Dora Whitaker - Destination Editor for eastern and mid-USA. Follow her on Twitter @dorawhit.

London to Barcelona by train

Sagrada Familia by Ivan McClellan. CC BY 2.0.

Book a ticket for January and be among the first to try the speedy new rail link from London to Barcelona, which shaves 3½ hours off the total journey time. That means you can leave London St Pancras at breakfast, transfer in Paris and be in Barcelona with sightseeing time to spare before dinner.

Catch the traditional Three Kings Parade on 5 January, or simply take advantage of the tourist lull and enjoy the Sagrada Familia in relative peace and quiet. And don’t forget the journey itself - the double deck TGV train runs through the beautiful French Rhône countryside, while seats are roomy and comfortable. Perfect for some post-Christmas restoration. To book tickets visit www.eurostar.com.

Jo Cooke - Destination Editor for Iberian Europe and Turkey. Follow her on Twitter @JoannaCooke1.

The Giza Plateau, Egypt

Chances to see the world’s great wonders in peace don’t come along very often.

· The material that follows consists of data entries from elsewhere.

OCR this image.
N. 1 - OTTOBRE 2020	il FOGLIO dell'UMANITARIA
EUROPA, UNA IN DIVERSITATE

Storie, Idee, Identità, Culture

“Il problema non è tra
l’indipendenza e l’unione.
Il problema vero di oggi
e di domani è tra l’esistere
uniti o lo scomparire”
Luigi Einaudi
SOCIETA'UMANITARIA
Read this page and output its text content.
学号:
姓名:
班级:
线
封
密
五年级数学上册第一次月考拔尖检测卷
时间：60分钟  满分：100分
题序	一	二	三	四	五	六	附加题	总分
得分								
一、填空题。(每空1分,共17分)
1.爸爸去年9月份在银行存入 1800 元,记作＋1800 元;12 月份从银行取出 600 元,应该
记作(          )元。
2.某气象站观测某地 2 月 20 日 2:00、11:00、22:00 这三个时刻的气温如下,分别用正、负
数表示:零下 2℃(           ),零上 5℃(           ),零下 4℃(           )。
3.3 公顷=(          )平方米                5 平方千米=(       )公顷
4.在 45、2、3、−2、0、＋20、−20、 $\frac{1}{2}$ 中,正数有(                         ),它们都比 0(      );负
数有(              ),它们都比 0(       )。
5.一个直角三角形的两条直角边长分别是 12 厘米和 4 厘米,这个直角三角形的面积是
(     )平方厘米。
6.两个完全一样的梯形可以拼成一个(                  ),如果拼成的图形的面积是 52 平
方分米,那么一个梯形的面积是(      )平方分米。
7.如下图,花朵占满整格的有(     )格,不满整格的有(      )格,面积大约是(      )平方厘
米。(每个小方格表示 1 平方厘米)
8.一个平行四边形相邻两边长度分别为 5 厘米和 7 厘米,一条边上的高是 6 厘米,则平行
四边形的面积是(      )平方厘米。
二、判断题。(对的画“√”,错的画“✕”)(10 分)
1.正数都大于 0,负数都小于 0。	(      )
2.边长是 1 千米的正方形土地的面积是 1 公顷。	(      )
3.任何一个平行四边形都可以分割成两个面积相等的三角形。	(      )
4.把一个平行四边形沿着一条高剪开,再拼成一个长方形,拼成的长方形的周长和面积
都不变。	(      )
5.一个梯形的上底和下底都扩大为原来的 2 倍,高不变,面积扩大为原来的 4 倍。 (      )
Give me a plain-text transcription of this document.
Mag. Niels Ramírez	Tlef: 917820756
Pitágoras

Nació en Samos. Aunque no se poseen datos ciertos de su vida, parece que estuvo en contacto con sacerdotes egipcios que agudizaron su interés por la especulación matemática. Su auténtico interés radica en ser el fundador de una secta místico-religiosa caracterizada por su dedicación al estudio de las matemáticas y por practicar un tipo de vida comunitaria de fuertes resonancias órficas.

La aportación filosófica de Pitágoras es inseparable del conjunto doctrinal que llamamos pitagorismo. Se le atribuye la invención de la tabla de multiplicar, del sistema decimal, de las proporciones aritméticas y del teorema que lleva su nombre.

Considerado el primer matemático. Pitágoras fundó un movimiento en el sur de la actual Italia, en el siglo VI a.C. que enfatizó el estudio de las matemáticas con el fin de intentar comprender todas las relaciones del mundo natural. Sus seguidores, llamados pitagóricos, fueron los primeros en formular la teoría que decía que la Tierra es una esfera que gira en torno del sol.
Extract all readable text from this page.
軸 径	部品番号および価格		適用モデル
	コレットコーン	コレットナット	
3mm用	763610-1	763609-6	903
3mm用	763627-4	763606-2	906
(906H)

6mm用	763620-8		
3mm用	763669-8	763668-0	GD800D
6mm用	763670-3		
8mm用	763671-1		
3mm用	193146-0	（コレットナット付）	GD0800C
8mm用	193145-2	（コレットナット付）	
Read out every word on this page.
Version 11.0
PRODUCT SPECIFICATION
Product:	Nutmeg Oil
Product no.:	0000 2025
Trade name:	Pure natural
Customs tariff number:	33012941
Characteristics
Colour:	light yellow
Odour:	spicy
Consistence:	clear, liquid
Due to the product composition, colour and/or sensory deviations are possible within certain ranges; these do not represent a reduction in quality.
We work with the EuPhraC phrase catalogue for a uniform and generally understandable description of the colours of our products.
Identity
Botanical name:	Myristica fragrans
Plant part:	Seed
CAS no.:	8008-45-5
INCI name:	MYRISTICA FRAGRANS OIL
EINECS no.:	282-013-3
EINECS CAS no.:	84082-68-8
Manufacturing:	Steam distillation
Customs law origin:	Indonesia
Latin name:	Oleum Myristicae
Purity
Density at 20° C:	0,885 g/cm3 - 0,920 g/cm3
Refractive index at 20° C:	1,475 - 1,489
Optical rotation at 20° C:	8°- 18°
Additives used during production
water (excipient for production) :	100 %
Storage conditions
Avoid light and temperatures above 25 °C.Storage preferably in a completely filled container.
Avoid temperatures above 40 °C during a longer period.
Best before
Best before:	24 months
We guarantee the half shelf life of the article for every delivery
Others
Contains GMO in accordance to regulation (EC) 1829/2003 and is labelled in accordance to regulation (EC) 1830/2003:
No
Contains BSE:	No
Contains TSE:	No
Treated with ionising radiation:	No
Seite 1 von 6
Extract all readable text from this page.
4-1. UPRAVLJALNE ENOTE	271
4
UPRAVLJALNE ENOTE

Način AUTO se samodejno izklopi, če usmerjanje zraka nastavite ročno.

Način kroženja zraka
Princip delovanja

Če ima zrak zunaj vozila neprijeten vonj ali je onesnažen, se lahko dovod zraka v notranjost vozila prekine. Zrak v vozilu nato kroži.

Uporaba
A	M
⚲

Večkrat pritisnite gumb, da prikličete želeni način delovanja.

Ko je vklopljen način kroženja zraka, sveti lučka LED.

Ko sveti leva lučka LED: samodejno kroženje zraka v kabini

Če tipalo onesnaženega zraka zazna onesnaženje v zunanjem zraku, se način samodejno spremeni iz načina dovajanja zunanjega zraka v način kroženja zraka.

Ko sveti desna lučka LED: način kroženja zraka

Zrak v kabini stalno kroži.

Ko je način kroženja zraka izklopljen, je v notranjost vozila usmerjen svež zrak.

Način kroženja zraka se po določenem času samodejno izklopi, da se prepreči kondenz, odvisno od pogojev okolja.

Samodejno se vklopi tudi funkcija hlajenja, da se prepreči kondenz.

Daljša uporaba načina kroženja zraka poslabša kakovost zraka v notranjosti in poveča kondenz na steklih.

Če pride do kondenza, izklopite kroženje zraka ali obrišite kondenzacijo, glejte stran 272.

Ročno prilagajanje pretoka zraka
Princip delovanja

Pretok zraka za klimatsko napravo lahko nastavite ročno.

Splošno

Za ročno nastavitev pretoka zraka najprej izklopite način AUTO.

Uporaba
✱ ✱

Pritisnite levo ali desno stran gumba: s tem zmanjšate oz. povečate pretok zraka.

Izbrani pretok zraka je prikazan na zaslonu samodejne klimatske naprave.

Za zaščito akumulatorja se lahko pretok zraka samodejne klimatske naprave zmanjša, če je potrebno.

But if you take a trip to Egypt this January, you could find yourself spending one-on-one time with The Great Sphinx and the Pyramids of Giza.

The UK’s Foreign and Commonwealth Office has lifted its travel warning against this part of the country, but after such a turbulent year travellers have been slow to return. To entice them back, tour operators are slashing prices and hotels are offering fiercely competitive rates. And if that’s not incentive enough, seeing these extraordinary, ancient monuments at such a pivotal point in Egypt’s history is bound to lend the experience special significance. Cheap, crowd-free, and poignant? That’s a once-in-many-millennia opportunity.